From public service broadcasting to public service media – challenges for European radio cultures

IP2: From public service broadcasting to public service media – challenges for European radio cultures explores how recent reconfigurations of public service broadcasting have altered structures of production, distribution and consumption, as well as the social, cultural and political consequences of these changes. This shift to digital production and distribution technologies has challenged the traditional national public service remits, and opened up opportunities for multi platform combinations for radio.

The comparative approach in this IP to the changing European radio cultures will offer new insights in how the different national constructions of Public Service Broadcasting reflect key values in the construction of national identities, and how these values and cultural practices are being challenged by the overall digital media development. As such IP2 relates to the other IPs in the CRP, offering a socio-cultural framework for the empirical analysis of national and transnational cultural encounters, and the shaping of national identities as well as segmented, group-oriented sub-cultures and related concepts of identity or value patterns. This study connects to previous research in the field, and is mainly inspired by theories of the domestication of media (Silverstone and Hirsch 1992; Berker et al.2006), social shaping and technology (MacKenzie and Wajcman 1999; Winston 1998), and the study of the historical developments and the cultural dilemmas of the public service remits (Lowe and Jauert 1995).
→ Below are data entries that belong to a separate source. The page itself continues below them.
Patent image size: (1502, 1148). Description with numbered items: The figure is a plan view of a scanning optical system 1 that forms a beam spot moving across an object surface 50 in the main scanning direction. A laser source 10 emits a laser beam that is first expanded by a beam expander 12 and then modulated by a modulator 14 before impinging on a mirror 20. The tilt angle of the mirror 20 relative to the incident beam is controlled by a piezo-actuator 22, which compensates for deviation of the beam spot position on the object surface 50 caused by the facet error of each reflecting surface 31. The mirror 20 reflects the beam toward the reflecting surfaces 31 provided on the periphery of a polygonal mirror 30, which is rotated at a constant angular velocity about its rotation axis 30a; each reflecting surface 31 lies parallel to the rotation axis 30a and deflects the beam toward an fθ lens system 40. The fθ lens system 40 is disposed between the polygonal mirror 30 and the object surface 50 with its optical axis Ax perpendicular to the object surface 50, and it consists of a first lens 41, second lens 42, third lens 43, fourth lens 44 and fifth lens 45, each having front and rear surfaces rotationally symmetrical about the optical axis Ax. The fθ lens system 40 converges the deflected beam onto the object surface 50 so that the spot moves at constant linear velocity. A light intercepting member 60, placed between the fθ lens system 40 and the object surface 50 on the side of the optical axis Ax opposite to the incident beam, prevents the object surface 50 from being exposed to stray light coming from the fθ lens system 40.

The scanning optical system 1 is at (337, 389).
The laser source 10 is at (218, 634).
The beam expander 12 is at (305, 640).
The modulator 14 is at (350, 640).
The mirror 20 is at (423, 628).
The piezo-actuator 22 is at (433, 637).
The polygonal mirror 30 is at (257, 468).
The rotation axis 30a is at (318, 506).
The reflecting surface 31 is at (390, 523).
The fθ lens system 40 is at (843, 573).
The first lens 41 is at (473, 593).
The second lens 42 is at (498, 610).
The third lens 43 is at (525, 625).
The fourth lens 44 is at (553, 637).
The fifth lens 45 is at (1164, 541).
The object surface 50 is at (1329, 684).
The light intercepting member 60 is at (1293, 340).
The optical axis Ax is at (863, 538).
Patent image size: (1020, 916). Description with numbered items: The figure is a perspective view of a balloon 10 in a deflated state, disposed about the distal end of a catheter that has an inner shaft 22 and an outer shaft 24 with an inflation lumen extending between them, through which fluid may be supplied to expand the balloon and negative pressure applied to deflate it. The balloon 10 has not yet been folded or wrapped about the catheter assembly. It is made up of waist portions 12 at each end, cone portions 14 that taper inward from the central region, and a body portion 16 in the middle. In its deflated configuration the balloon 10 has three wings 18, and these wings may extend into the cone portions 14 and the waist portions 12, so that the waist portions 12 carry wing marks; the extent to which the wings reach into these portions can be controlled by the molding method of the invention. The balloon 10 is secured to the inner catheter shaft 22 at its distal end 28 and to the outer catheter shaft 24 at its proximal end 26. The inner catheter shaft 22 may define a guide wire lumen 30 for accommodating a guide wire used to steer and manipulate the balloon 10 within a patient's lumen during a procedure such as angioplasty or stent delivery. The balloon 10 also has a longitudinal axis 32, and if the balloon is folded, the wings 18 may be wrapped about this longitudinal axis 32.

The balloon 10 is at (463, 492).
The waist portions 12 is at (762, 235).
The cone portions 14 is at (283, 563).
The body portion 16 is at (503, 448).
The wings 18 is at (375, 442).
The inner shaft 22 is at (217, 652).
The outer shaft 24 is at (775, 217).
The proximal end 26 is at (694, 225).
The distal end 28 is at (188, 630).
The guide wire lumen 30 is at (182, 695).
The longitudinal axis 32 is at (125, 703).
Infrastructures & Public Spheres: How has the tension between technological innovations, social shaping of technology and national media policies influenced on the national concepts of the public service media remit for radio in a European perspective? Which patterns of inspirations and contrasts in institutional framing and of radio production, distribution and use can be detected through comparative studies between four European countries: three small (Denmark, Finland, Ireland) and two large (Germany and the UK). Aesthetics & Territoriality: Which new channel and program formats have been developed during the transformation from analogue to digital platforms, and how has this influenced on the program aesthetics (genre, audio performances, soundscapes etc.)? What consequences for the audience conceptions of radio listening can be traced on basis of the extended listener involvement in radio programs – directly though interventions in the program (mobile media, text messages, twitter etc) and indirectly through platform related fora, i.e. program related internet sites, Facebook or similar social media? Archive and Cultural Memory: The digitization of radio opens up for an extension of cultural encounters, both at a national and a transnational level, not least through web radio. This phenomenon raises the question of archival procedures for radio programmes and audio content on different platforms. The methodological challenges related to cooperation and integration between broadcast and internet archives and the accessibility for researchers are central for the project, and it will be researched in close cooperation with the relevant national archive institutions in Europe.